In his new book, Charles Colson also pares the essential questions down to four, but with a new twist: "How Now Shall We Live."
1. Where did we come from and who are we? 2. What has gone wrong with the world? 3. What can we do to fix it? 4. How now shall we live?
Colson's discussion of these important questions takes us through the biblical view of linear history progressing through the Creation, the Fall, God's Redemption of mankind, and God's Restoration of His intended order for all creation.
The biblical view of Creation lets us know who we are and where we came from. The discussion of origins and human nature is critical to understanding the Christian worldview and being able to contrast it with opposing worldviews.
Everyone believes there are some things wrong with this world but many worldviews do not know how to answer this question.
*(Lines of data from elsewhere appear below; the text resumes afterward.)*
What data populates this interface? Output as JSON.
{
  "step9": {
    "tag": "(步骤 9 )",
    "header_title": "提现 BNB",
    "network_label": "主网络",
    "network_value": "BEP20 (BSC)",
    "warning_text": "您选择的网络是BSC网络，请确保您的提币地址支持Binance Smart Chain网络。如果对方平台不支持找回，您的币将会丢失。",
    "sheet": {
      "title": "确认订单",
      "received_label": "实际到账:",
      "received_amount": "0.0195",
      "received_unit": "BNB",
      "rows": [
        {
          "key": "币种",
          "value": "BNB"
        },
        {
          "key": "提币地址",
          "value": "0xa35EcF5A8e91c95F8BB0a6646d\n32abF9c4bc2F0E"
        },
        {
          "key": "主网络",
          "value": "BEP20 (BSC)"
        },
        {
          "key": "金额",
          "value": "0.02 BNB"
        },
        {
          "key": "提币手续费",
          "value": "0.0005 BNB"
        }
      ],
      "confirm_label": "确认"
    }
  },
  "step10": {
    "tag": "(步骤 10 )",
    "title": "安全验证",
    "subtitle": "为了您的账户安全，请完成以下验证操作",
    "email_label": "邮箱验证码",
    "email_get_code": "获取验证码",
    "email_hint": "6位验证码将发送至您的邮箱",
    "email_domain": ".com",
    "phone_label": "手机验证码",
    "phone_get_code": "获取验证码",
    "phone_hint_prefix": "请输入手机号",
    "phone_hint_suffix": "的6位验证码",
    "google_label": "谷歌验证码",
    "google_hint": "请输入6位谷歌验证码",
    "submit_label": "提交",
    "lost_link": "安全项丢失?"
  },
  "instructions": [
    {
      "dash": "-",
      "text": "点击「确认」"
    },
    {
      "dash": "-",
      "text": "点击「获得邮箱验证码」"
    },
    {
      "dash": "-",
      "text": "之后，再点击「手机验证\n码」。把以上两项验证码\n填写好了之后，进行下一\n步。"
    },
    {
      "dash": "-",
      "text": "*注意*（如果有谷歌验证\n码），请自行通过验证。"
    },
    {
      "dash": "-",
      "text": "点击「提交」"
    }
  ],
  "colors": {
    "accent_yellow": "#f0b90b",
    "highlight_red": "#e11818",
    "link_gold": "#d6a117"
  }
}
Colson pulls no punches in illustrating how sin has infected the world. An understanding of the historic human fall--the doctrine of original sin--is essential to understanding human nature and evil that is so pervasive in our world.
But he does not neglect the Christian message of hope: Redemption. Having years of experience in his Breakpoint radio ministry to weave storied essays providing this message of hope, Colson with the masterful help of his Breakpoint editor, Nancy Pearcy, provides unique perspectives on the gospel message. The biographical redemption of former abortionist Bernard Nathanson compels the reader to see that the Gospel of Jesus Christ is real and true.
Finally, Colson's insights into contemporary culture reveal that he is on top of our post-Modernistic world. He's nailed our turn into the new millennium right on the head in his model for "restoration." Christians need to engage their culture at every aspect in order to restore a modicum of civility to civilization, to restore beauty and historic principles of aesthetics to music and art, to restore ethical treatment of human beings in the medical professions, to restore humane treatment of the weak and dispossessed until Christ brings final restoration to His Creation.
Read How Now Shall We Live to find out about the Christian worldview. Study it for it's penetrating analysis of contemporary culture. Enjoy it for its provision of hope in a fallen world. Discuss it with others so that as a group you can engage it from different perspectives and glean thoughts you may have missed on your own. But most of all, live it, and use it's biblical insights to give you a fresh start in applying the Christian worldview to all of life--in your home, at work, in your entertainment and diversions, in your relations and ministry to others. Use it to remain on top of the world.